# Infinite groups with elements of finite order

1. Oct 4, 2011

### eddyski3

Can anyone think of an example of an infinite group that has elements with a finite order?

2. Oct 4, 2011

### Ben Niehoff

"Infinite", as in having an infinite number of elements? The circle group U(1) comes to mind, having all of the cyclic groups Z_n as subgroups.

3. Oct 4, 2011

### Bacle

How about (0,1) , in Z(+)Z/2 ?

4. Oct 5, 2011

### eddyski3

Yes, as in having an infinite number of elements. What if we wanted a group with order infinity that had a relatively small number of elements of finite order?

5. Oct 5, 2011

### Bacle

Ben:
I imagine eddy wants the elements to have finite order under the operation of the ambient group, not under the operation of the subgroups.

6. Oct 5, 2011

### Ben Niehoff

But in my example they are the same. For example, $e^{i \pi /4}$ has finite order in U(1), while $e^{i \pi / \sqrt{2}}$ has infinite order.

7. Oct 5, 2011

### eddyski3

How does the element 1 have finite order in the group you described Bacle?

8. Oct 5, 2011

### Ben Niehoff

Yet another construction is to take any finite group G and construct the group $H = G \times \mathbb{Z}$. Then H has elements of finite order given by (g, 0), and all elements of the form (g, z) for $z \neq 0$ have infinite order.

9. Oct 5, 2011

### eddyski3

Can you explain this further Ben?

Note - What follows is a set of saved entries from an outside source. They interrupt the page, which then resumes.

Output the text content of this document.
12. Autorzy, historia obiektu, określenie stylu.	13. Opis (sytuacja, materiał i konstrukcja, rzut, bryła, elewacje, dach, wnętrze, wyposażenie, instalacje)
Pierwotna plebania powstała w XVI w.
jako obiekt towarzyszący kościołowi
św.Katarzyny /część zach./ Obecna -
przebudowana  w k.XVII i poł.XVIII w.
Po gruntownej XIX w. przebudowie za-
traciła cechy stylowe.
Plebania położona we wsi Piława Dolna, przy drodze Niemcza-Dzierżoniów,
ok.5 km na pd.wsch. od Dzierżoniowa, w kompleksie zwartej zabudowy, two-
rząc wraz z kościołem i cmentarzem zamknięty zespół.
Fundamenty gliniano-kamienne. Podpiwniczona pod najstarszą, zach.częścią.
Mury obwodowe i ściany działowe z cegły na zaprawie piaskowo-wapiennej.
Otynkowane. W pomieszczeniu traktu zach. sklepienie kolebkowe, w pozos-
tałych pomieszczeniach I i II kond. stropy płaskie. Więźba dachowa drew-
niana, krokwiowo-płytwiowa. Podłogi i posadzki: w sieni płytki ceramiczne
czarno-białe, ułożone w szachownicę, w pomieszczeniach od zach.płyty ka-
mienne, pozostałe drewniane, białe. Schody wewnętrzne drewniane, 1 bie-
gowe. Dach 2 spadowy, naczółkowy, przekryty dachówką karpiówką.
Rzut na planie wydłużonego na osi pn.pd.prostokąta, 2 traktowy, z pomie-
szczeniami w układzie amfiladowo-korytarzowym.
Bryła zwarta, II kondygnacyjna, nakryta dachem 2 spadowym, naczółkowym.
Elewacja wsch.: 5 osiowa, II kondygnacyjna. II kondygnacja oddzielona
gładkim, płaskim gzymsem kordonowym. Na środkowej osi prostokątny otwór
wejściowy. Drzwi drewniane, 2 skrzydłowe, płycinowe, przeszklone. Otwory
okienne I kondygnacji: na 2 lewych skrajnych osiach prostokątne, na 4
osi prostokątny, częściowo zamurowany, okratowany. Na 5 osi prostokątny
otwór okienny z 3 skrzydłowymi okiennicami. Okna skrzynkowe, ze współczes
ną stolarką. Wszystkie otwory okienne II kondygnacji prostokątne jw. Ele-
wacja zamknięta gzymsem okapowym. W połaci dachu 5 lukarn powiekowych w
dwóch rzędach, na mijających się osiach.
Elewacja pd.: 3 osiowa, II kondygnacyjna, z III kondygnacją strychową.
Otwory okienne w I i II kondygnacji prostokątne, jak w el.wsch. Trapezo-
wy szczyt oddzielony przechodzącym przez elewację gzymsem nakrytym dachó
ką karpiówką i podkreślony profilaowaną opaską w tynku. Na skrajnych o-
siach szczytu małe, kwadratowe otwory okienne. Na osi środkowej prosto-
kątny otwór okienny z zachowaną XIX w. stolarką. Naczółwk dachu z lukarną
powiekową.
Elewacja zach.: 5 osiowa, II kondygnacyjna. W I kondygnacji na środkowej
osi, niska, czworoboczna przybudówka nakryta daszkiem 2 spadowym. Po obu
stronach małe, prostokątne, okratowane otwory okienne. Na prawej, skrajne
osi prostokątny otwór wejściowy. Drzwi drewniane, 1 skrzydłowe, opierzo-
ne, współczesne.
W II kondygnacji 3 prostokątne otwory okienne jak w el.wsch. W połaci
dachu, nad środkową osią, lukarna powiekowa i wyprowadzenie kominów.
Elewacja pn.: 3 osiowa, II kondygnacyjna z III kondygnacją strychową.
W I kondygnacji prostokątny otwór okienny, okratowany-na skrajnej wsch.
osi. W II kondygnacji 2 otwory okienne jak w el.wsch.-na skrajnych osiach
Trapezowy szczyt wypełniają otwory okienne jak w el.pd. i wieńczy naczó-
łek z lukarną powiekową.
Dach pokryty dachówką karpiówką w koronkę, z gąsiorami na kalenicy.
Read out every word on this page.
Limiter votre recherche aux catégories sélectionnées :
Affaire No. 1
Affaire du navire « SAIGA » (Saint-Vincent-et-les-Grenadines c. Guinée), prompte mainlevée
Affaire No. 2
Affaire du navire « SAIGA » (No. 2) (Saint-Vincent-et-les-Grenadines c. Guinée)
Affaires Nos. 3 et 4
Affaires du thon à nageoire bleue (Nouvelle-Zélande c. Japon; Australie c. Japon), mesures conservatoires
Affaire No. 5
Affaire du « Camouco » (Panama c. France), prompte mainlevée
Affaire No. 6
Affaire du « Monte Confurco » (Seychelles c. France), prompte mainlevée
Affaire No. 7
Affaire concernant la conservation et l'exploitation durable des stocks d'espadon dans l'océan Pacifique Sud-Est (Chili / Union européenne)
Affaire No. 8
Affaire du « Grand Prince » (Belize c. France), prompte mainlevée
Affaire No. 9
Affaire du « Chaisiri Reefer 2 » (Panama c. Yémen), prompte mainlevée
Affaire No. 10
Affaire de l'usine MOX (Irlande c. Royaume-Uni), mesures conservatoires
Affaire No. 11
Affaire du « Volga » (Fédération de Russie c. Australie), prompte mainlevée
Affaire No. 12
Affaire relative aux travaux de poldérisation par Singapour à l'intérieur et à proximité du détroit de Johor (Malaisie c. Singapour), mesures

The way I see it, since G is finite, when you add two elements of H the result might not be in H.

10. Oct 5, 2011

### Ben Niehoff

11. Oct 5, 2011

### Bacle

Eddyski3:

The group Z(+)Z/2 is the direct sum of groups, which carries the operation of the first group in the first component, and the operation of the second group in the second component, so that:

(a,b)+(a',b'):= (a+'Za', b+'Z/2b') , so you add the first

components as if you were in Z, and the other components as if you were in Z/2,

so (0,1)+(0,1)=(0+0,1+1)=(0,0).

Ben:
You're right, I missed your point; any rational multiple of pi will have finite order.

Last edited: Oct 5, 2011